O que existe é a ideologia da ignorância: um projeto para descreditar o conhecimento científico, inviabilizar o funcionamento das universidades federais, e achacar o professor/pesquisador. Cursei graduação, mestrado e doutorado em universidade federal. Há dez anos sou professora em universidade federal. Nunca vi uma bunda de fora. Nunca vi um banheiro unissex. Nunca vi um centavo do dinheiro público para minha pesquisa na área de Administração (fora as bolsas de mestrado e doutorado que recebi da Capes e do CNPq há mais de uma década). O que vejo são professores e pesquisadores exaustos, endividados, mal pagos, mal dormidos, desmotivados, até ridicularizados, mas que, mesmo assim, cumprem seu dever de profissionalizar jovens, de construir conhecimento e de estimular a comunidade. Uns mais, outros menos, é verdade.
Eu tenho sido dos que mais. Eu tenho sido dos que vão a campo sem equipamento.
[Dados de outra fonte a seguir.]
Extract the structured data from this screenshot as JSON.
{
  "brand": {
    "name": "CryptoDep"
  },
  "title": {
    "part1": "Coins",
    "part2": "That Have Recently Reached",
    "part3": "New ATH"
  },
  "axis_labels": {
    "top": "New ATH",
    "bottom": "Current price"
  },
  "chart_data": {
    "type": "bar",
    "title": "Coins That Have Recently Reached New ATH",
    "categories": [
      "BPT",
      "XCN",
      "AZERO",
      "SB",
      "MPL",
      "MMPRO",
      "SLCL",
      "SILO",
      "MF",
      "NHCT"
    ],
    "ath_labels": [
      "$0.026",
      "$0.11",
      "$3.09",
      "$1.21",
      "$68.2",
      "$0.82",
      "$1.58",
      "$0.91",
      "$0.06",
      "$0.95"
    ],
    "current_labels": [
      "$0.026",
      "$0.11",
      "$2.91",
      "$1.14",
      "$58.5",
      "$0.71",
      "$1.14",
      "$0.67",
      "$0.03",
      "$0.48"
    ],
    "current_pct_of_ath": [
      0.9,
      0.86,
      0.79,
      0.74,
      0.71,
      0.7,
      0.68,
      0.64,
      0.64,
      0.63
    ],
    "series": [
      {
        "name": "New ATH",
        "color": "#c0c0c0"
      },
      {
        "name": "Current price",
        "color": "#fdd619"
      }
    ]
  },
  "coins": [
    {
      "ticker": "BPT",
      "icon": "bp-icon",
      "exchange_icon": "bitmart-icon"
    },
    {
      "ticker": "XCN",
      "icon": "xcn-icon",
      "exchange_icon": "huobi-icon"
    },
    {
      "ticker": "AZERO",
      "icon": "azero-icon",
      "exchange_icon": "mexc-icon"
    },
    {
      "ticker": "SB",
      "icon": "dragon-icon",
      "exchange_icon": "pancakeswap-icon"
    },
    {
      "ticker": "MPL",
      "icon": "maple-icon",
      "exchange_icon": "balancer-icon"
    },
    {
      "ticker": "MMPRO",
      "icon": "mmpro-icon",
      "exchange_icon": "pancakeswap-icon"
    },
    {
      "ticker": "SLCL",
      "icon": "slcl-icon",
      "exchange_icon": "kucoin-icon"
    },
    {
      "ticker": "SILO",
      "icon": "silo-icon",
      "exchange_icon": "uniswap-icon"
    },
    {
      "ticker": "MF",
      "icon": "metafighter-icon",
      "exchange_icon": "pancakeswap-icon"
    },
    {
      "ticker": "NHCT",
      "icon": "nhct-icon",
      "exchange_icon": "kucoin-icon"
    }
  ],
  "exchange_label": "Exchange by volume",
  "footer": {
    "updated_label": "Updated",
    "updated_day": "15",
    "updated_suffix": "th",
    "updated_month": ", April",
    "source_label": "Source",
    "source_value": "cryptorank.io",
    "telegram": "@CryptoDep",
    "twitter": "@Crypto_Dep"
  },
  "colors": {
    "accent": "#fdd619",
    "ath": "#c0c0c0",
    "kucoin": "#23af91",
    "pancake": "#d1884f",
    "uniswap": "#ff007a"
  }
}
Vão ao banheiro sem papel higiênico. Vão à lousa sem giz. Vão à sala de aula sem luz. Vão ao trabalho sem reconhecimento. Tenho sido. Não sei até quando aguentarei continuar sendo.
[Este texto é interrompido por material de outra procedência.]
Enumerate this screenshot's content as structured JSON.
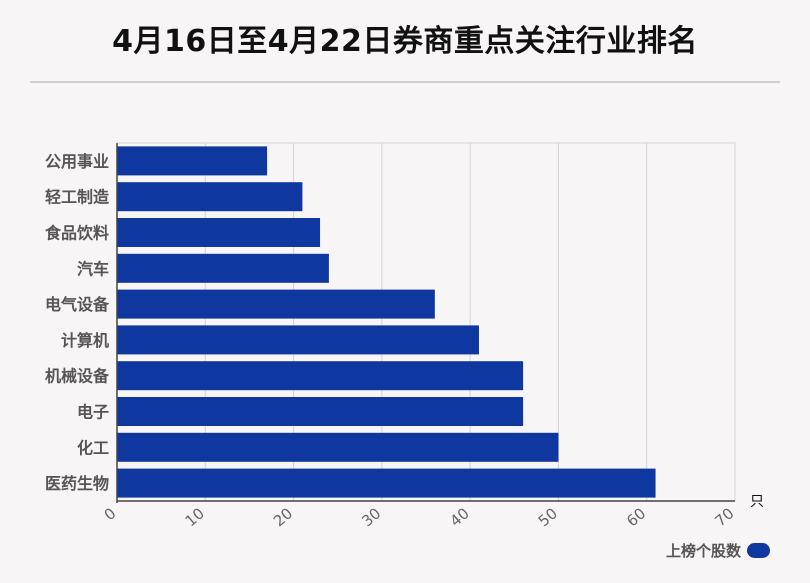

Hoje recebemos a notícia de mais um corte orçamentário. O governo atual, talvez num golpe final contra a educação, bloqueou R$ 328,5 milhões do orçamento das universidades federais, que já vem diminuindo ano após ano. Esse valor, se somado ao montante que já havia sido bloqueado ao longo do ano, perfaz um total de R$ 763 milhões retirados das universidades federais em 2022. Essa é a ideologia da ignorância, a cultura do negacionismo, o projeto de retrocesso civilizatório.
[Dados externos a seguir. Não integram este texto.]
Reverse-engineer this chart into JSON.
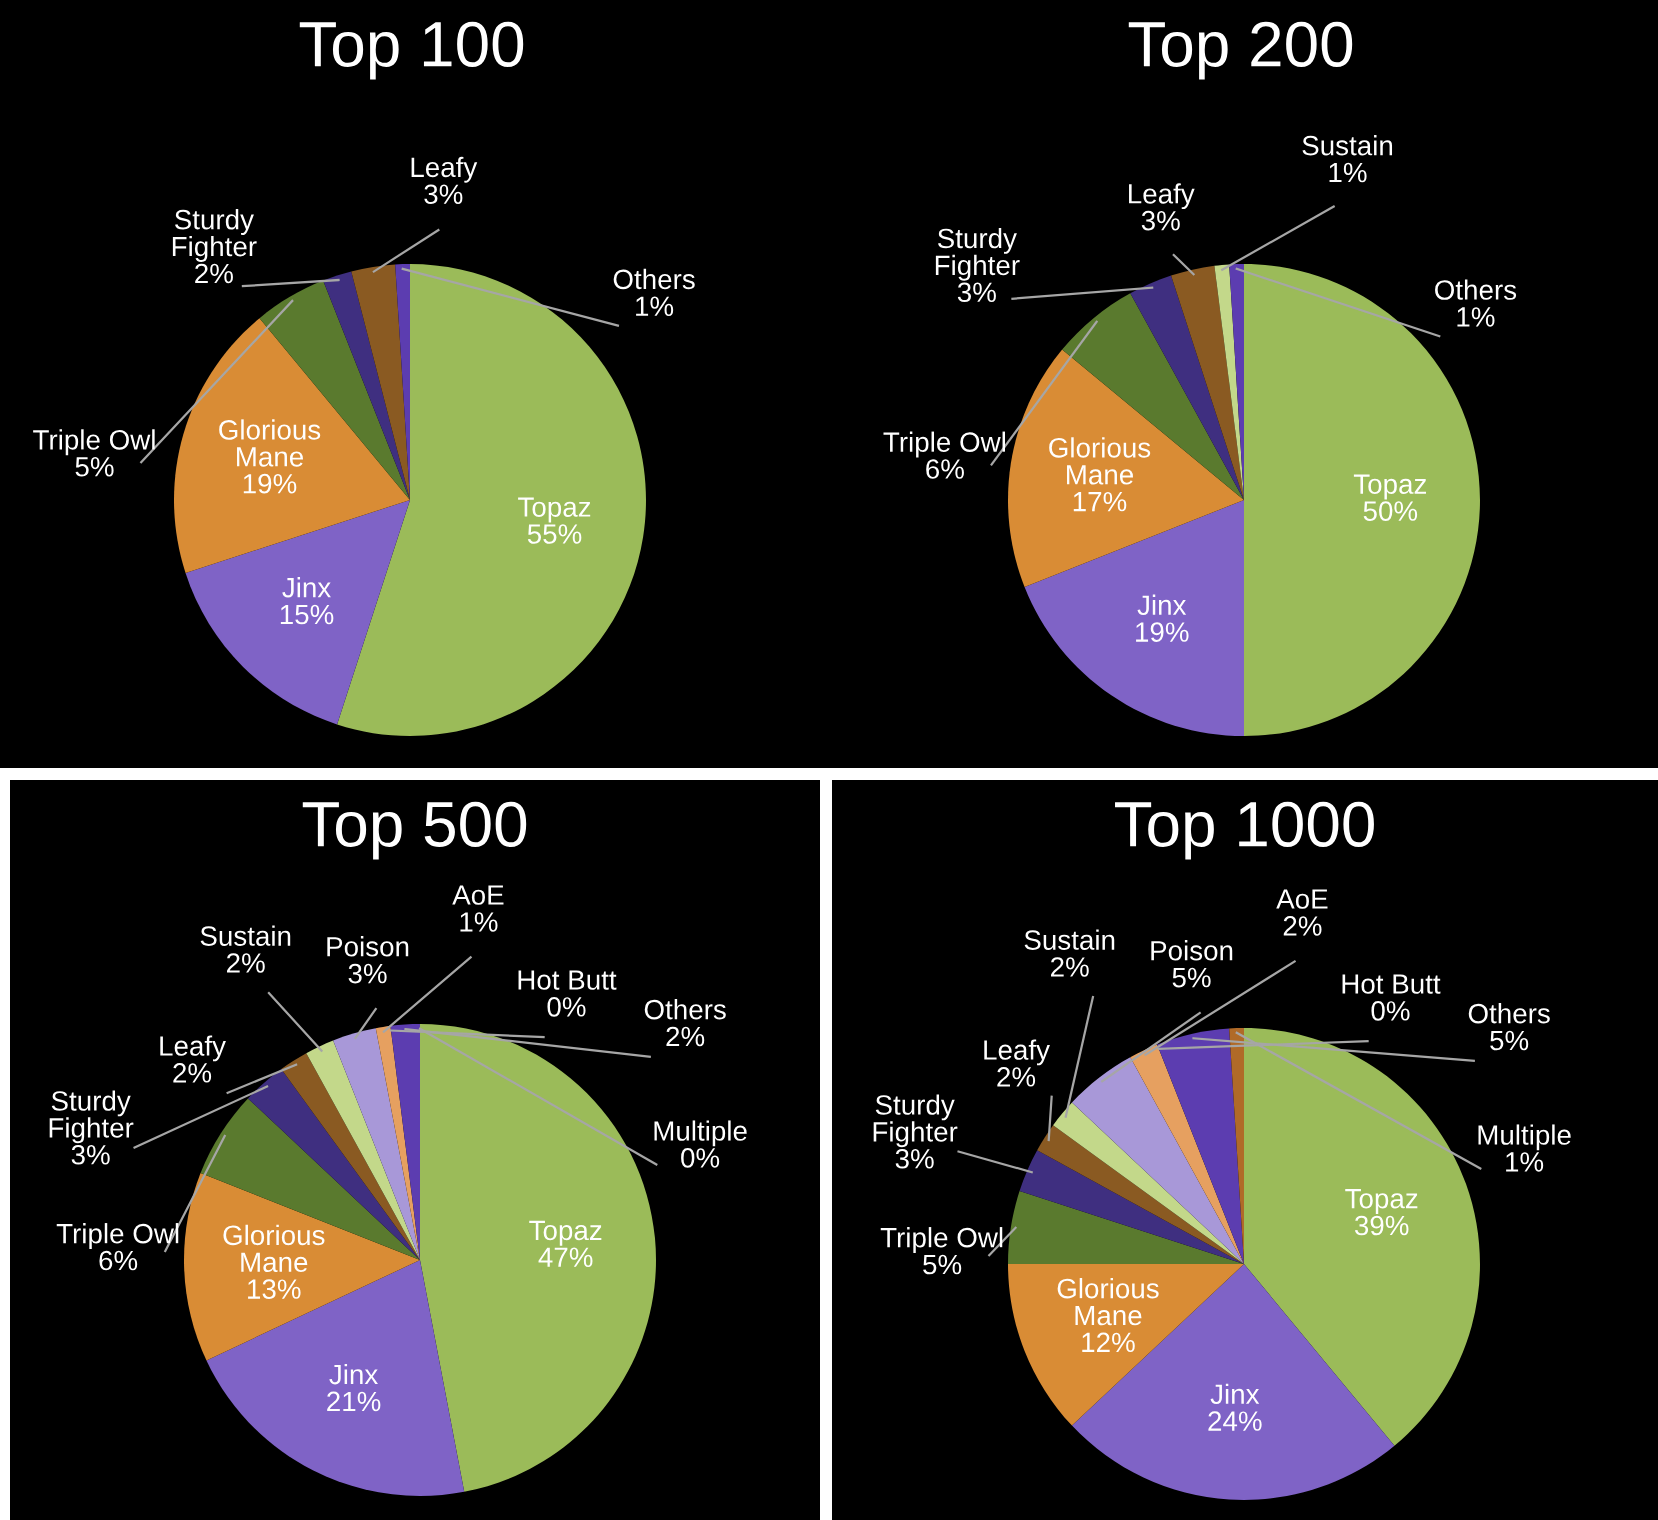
{
  "chart_data": [
    {
      "type": "pie",
      "title": "Top 100",
      "categories": [
        "Topaz",
        "Jinx",
        "Glorious Mane",
        "Triple Owl",
        "Sturdy Fighter",
        "Leafy",
        "Others"
      ],
      "values": [
        55,
        15,
        19,
        5,
        2,
        3,
        1
      ],
      "value_labels": [
        "55%",
        "15%",
        "19%",
        "5%",
        "2%",
        "3%",
        "1%"
      ],
      "colors": [
        "#9bbb59",
        "#7f63c6",
        "#d98c35",
        "#5a7a2e",
        "#3f2f80",
        "#8a5a22",
        "#5c3db0"
      ]
    },
    {
      "type": "pie",
      "title": "Top 200",
      "categories": [
        "Topaz",
        "Jinx",
        "Glorious Mane",
        "Triple Owl",
        "Sturdy Fighter",
        "Leafy",
        "Sustain",
        "Others"
      ],
      "values": [
        50,
        19,
        17,
        6,
        3,
        3,
        1,
        1
      ],
      "value_labels": [
        "50%",
        "19%",
        "17%",
        "6%",
        "3%",
        "3%",
        "1%",
        "1%"
      ],
      "colors": [
        "#9bbb59",
        "#7f63c6",
        "#d98c35",
        "#5a7a2e",
        "#3f2f80",
        "#8a5a22",
        "#c3d88a",
        "#5c3db0"
      ]
    },
    {
      "type": "pie",
      "title": "Top 500",
      "categories": [
        "Topaz",
        "Jinx",
        "Glorious Mane",
        "Triple Owl",
        "Sturdy Fighter",
        "Leafy",
        "Sustain",
        "Poison",
        "AoE",
        "Hot Butt",
        "Others",
        "Multiple"
      ],
      "values": [
        47,
        21,
        13,
        6,
        3,
        2,
        2,
        3,
        1,
        0,
        2,
        0
      ],
      "value_labels": [
        "47%",
        "21%",
        "13%",
        "6%",
        "3%",
        "2%",
        "2%",
        "3%",
        "1%",
        "0%",
        "2%",
        "0%"
      ],
      "colors": [
        "#9bbb59",
        "#7f63c6",
        "#d98c35",
        "#5a7a2e",
        "#3f2f80",
        "#8a5a22",
        "#c3d88a",
        "#a898d8",
        "#e6a060",
        "#6f8f3a",
        "#5c3db0",
        "#b06a28"
      ]
    },
    {
      "type": "pie",
      "title": "Top 1000",
      "categories": [
        "Topaz",
        "Jinx",
        "Glorious Mane",
        "Triple Owl",
        "Sturdy Fighter",
        "Leafy",
        "Sustain",
        "Poison",
        "AoE",
        "Hot Butt",
        "Others",
        "Multiple"
      ],
      "values": [
        39,
        24,
        12,
        5,
        3,
        2,
        2,
        5,
        2,
        0,
        5,
        1
      ],
      "value_labels": [
        "39%",
        "24%",
        "12%",
        "5%",
        "3%",
        "2%",
        "2%",
        "5%",
        "2%",
        "0%",
        "5%",
        "1%"
      ],
      "colors": [
        "#9bbb59",
        "#7f63c6",
        "#d98c35",
        "#5a7a2e",
        "#3f2f80",
        "#8a5a22",
        "#c3d88a",
        "#a898d8",
        "#e6a060",
        "#6f8f3a",
        "#5c3db0",
        "#b06a28"
      ]
    }
  ]
}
Outro dia, escutei de uma conhecida: “eu não busco informação com pesquisador científico, eu busco com advogado, com médico, com engenheiro”. Quem ela acha que constrói o conhecimento aplicado pelo advogado, pelo médico e pelo engenheiro? Somos nós, nas universidades federais, fazendo pesquisa sem dinheiro, sem papel higiênico, sem giz, sem luz. Mas também sem a balbúrdia, sem a bunda de fora, e sem a famigerada “ideologia de gênero”.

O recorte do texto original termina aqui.